# Is it possible to keep healthy PLANTS and healthy SHRIMPS in a tank together?



## MrTOTW (May 28, 2011)

Hey guys, 

I know this may sound like a stupid question but I have kept a couple macro shrimps in my 10 G Planted tank. After I added a half dose of BA`s Plant Food Supplement, 1 of them died in a matter of a day. I added a half dose to see how the shrimp would react because I was informed that this supplement might have an effect on my shrimp- and it did. 
Is it possible to keep healthy plants with healthy shrimp? Can it be done? 
If you guys have any suggestions, please let me know.  

Thanks, Arya


----------



## MrTOTW (May 28, 2011)

Darnit, in the title I misspelled "shrimp" as "shrimps". 
Sorry guys, I'm a grammar Nazi.


----------



## Stephen (May 6, 2011)

Simply use co2 instead of any ferts. 
You really just need a decent bulb for lighting and co2.
I get tonnes of growth on my shrimp tank.

Seriously though shrimp hate additives to water don't do that.


----------



## Greg_o (Mar 4, 2010)

My CRS tank has basic low light plants like java moss and various floating plants, no CO2, no ferts. This is because CRS are sensitive. 

I keep less sensitive shrimps in my high tech (T5HO lights, pressurized CO2, daily ferts) tanks (amato aka amano, cherry, and tiger shrimps).

It will come down to what type of shrimps you want to keep.


----------



## MrTOTW (May 28, 2011)

Stephen said:


> Simply use co2 instead of any ferts.
> You really just need a decent bulb for lighting and co2.
> I get tonnes of growth on my shrimp tank.
> 
> Seriously though shrimp hate additives to water don't do that.


Gotcha!  I will look into a DIY co2 system, is it possible for me to use Seachem Flourish Excel instead? Will it affect the ph and etc?


----------



## MrTOTW (May 28, 2011)

Greg_o said:


> My CRS tank has basic low light plants like java moss and various floating plants, no CO2, no ferts. This is because CRS are sensitive.
> 
> I keep less sensitive shrimps in my high tech (T5HO lights, pressurized CO2, daily ferts) tanks (amato aka amano, cherry, and tiger shrimps).
> 
> It will come down to what type of shrimps you want to keep.

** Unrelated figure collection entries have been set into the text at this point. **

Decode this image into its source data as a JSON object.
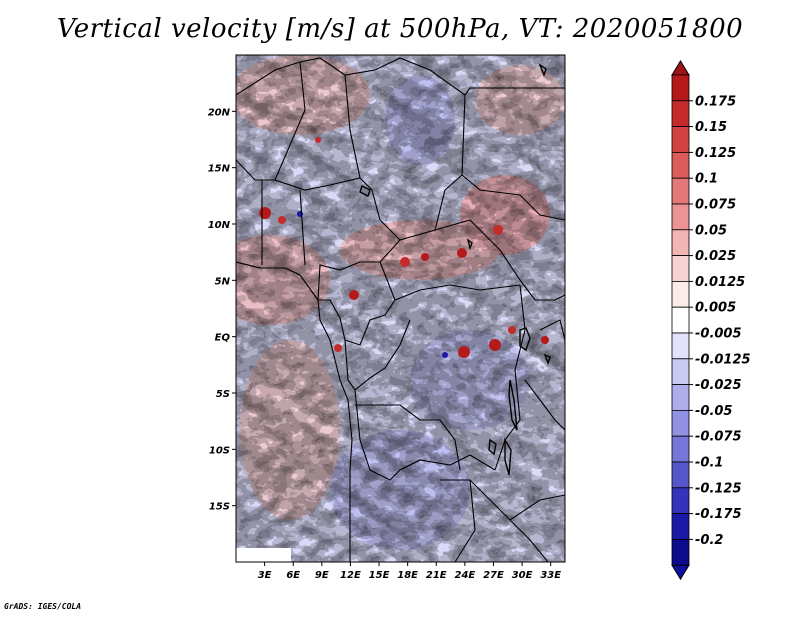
{
  "title": "Vertical velocity [m/s] at 500hPa, VT: 2020051800",
  "credit": "GrADS: IGES/COLA",
  "map": {
    "lon_range": [
      0,
      34.5
    ],
    "lat_range": [
      -20,
      25
    ],
    "x_ticks": [
      "3E",
      "6E",
      "9E",
      "12E",
      "15E",
      "18E",
      "21E",
      "24E",
      "27E",
      "30E",
      "33E"
    ],
    "x_tick_values": [
      3,
      6,
      9,
      12,
      15,
      18,
      21,
      24,
      27,
      30,
      33
    ],
    "y_ticks": [
      "20N",
      "15N",
      "10N",
      "5N",
      "EQ",
      "5S",
      "10S",
      "15S"
    ],
    "y_tick_values": [
      20,
      15,
      10,
      5,
      0,
      -5,
      -10,
      -15
    ]
  },
  "colorbar": {
    "labels": [
      "0.175",
      "0.15",
      "0.125",
      "0.1",
      "0.075",
      "0.05",
      "0.025",
      "0.0125",
      "0.005",
      "-0.005",
      "-0.0125",
      "-0.025",
      "-0.05",
      "-0.075",
      "-0.1",
      "-0.125",
      "-0.175",
      "-0.2"
    ],
    "colors": [
      "#b41a1a",
      "#c52b2b",
      "#d24444",
      "#dc5c5c",
      "#e47777",
      "#ec9494",
      "#f3b4b4",
      "#f8d2d2",
      "#fcebeb",
      "#ffffff",
      "#e2e2fa",
      "#c9c9f4",
      "#adadec",
      "#9292e3",
      "#7676da",
      "#5656cb",
      "#3434bb",
      "#1a1aa6",
      "#0b0b8c"
    ],
    "top_arrow_color": "#9e1313",
    "bottom_arrow_color": "#1010a0"
  }
}
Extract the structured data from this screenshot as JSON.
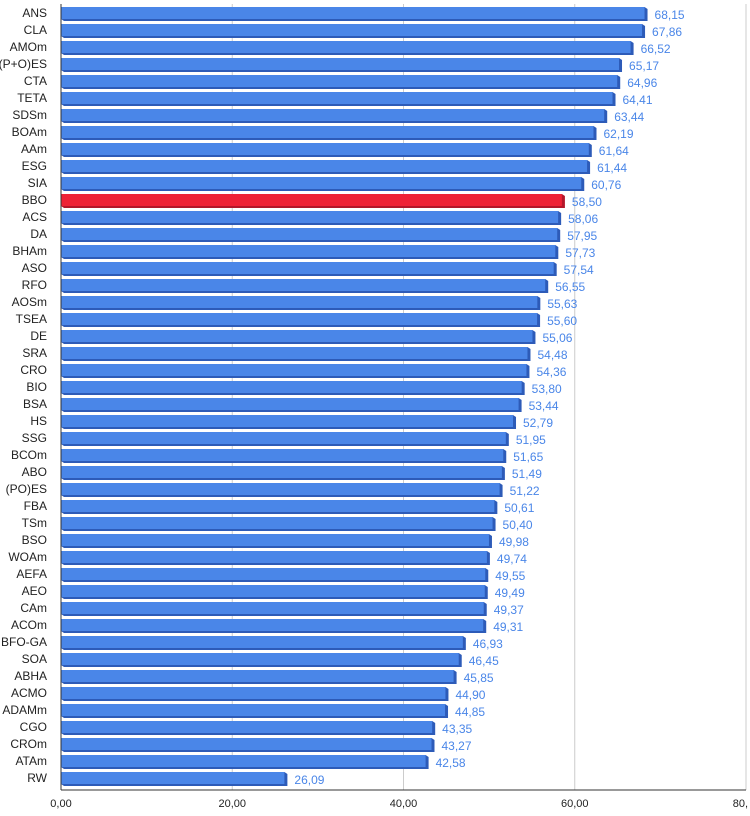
{
  "chart_data": {
    "type": "bar",
    "orientation": "horizontal",
    "title": "",
    "xlabel": "",
    "ylabel": "",
    "xlim": [
      0,
      80
    ],
    "x_ticks": [
      0,
      20,
      40,
      60,
      80
    ],
    "x_tick_labels": [
      "0,00",
      "20,00",
      "40,00",
      "60,00",
      "80,"
    ],
    "grid": "vertical",
    "legend": "none",
    "bar_color": "#4a86e8",
    "bar_shade_color": "#2d5bb8",
    "highlight_color": "#ee2236",
    "highlight_category": "BBO",
    "label_color": "#4a86e8",
    "categories": [
      "ANS",
      "CLA",
      "AMOm",
      "(P+O)ES",
      "CTA",
      "TETA",
      "SDSm",
      "BOAm",
      "AAm",
      "ESG",
      "SIA",
      "BBO",
      "ACS",
      "DA",
      "BHAm",
      "ASO",
      "RFO",
      "AOSm",
      "TSEA",
      "DE",
      "SRA",
      "CRO",
      "BIO",
      "BSA",
      "HS",
      "SSG",
      "BCOm",
      "ABO",
      "(PO)ES",
      "FBA",
      "TSm",
      "BSO",
      "WOAm",
      "AEFA",
      "AEO",
      "CAm",
      "ACOm",
      "BFO-GA",
      "SOA",
      "ABHA",
      "ACMO",
      "ADAMm",
      "CGO",
      "CROm",
      "ATAm",
      "RW"
    ],
    "values": [
      68.15,
      67.86,
      66.52,
      65.17,
      64.96,
      64.41,
      63.44,
      62.19,
      61.64,
      61.44,
      60.76,
      58.5,
      58.06,
      57.95,
      57.73,
      57.54,
      56.55,
      55.63,
      55.6,
      55.06,
      54.48,
      54.36,
      53.8,
      53.44,
      52.79,
      51.95,
      51.65,
      51.49,
      51.22,
      50.61,
      50.4,
      49.98,
      49.74,
      49.55,
      49.49,
      49.37,
      49.31,
      46.93,
      46.45,
      45.85,
      44.9,
      44.85,
      43.35,
      43.27,
      42.58,
      26.09
    ],
    "value_labels": [
      "68,15",
      "67,86",
      "66,52",
      "65,17",
      "64,96",
      "64,41",
      "63,44",
      "62,19",
      "61,64",
      "61,44",
      "60,76",
      "58,50",
      "58,06",
      "57,95",
      "57,73",
      "57,54",
      "56,55",
      "55,63",
      "55,60",
      "55,06",
      "54,48",
      "54,36",
      "53,80",
      "53,44",
      "52,79",
      "51,95",
      "51,65",
      "51,49",
      "51,22",
      "50,61",
      "50,40",
      "49,98",
      "49,74",
      "49,55",
      "49,49",
      "49,37",
      "49,31",
      "46,93",
      "46,45",
      "45,85",
      "44,90",
      "44,85",
      "43,35",
      "43,27",
      "42,58",
      "26,09"
    ]
  }
}
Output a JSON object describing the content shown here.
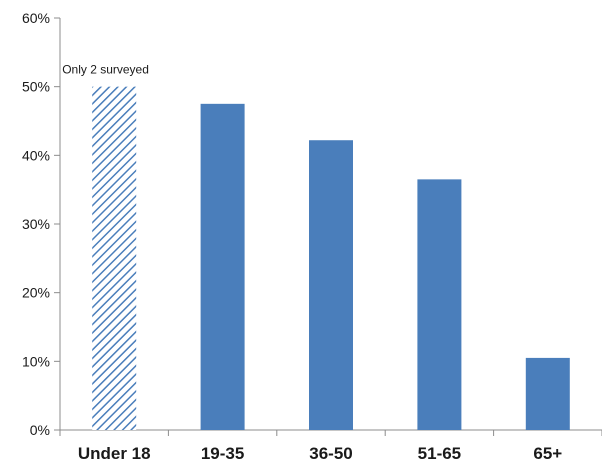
{
  "chart_data": {
    "type": "bar",
    "title": "",
    "xlabel": "",
    "ylabel": "",
    "categories": [
      "Under 18",
      "19-35",
      "36-50",
      "51-65",
      "65+"
    ],
    "values": [
      50,
      47.5,
      42.2,
      36.5,
      10.5
    ],
    "bar_styles": [
      "hatched",
      "solid",
      "solid",
      "solid",
      "solid"
    ],
    "ylim": [
      0,
      60
    ],
    "yticks": [
      0,
      10,
      20,
      30,
      40,
      50,
      60
    ],
    "ytick_labels": [
      "0%",
      "10%",
      "20%",
      "30%",
      "40%",
      "50%",
      "60%"
    ],
    "grid": false,
    "legend": "none",
    "annotations": [
      {
        "text": "Only 2 surveyed",
        "category": "Under 18"
      }
    ],
    "colors": {
      "bar": "#4a7ebb",
      "hatch": "#4a7ebb",
      "axis": "#8c8c8c"
    }
  }
}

I have a 10 G tank with 2 11 W Fluorescent bulbs I picked up (from ikea, lol) at twenty-something hundred Kelvin. Recently, I had a HUGE behemoth Red Claw Shrimp which is a species of macro shrimp that I paid 10 bucks for and I was really starting to like him, I dosed with about a third a dosage of BA's plant food and he died about a day after, guess those guys are pretty sensitive too :S. The 1 other Red Claw Shrimp and my 1 ghost shrimp are still alive, I'm just afraid they will die of I dose regularly. I have a huge algae problem in my tank and its partially due to an imbalance of nutrients in the water, I have been informed. Because I haven't been dosing out of fear for my shrimp, the plants can't photosynthesize, so the algae steps in and eats everything.


----------



## Stephen (May 6, 2011)

unless you really look into the species of shrimp never put anything into the tank other then water haha.

Seriously I don't use excel on that tank at all. 
All you need for nice plants is co2 and light. Trust me.


----------



## MrTOTW (May 28, 2011)

Stephen said:


> unless you really look into the species of shrimp never put anything into the tank other then water haha.
> 
> Seriously I don't use excel on that tank at all.
> All you need for nice plants is co2 and light. Trust me.


What complicates things is that the folks at BA's 1 800 number told me that to kill off the massive amount of algae in my tank I would need to double dose the Seachem Excel daily for about a week for the algae to die. I will be sure to call back and ask if this will affect them, maybe I could set up a Q-tank for the shrimp, what do you think?


----------



## solarz (Aug 31, 2010)

MrTOTW said:


> What complicates things is that the folks at BA's 1 800 number told me that to kill off the massive amount of algae in my tank I would need to double dose the Seachem Excel daily for about a week for the algae to die. I will be sure to call back and ask if this will affect them, maybe I could set up a Q-tank for the shrimp, what do you think?


I wouldn't recommend it.

First of all, what kind of shrimp do you keep and what kind of algae are you experiencing? Algae can serve as excellent shrimp food.

I would also recommend DIY yeast co2 over excel.


----------



## MrTOTW (May 28, 2011)

solarz said:


> I wouldn't recommend it.
> 
> First of all, what kind of shrimp do you keep and what kind of algae are you experiencing? Algae can serve as excellent shrimp food.
> 
> I would also recommend DIY yeast co2 over excel.


Yes, it does make excellent shrimp food, but it grows to an extent that covers the glass in a matter of days and sits on top of my plant leaves very quickly, I'd say the 2 shrimp in my aquarium would have a huge surplus of food, and given the speed it's growing I don't think they'll ever catch up.

The shrimp in my tank are: 1 Ghost Shrimp and 1 Red Claw Shrimp (species of Macro shrimp),

As far as algae goes, I'm afraid I don't know what its called.
BUT, I can do one of two things, or perhaps both, I can describe the algae to you or I can take a picture of it.

I also have this annoying thing I have that grows in the glass of my aquariu,, its very lightly hued green and difficult to remove unless i scrape it off with my nail, no idea what that is.


----------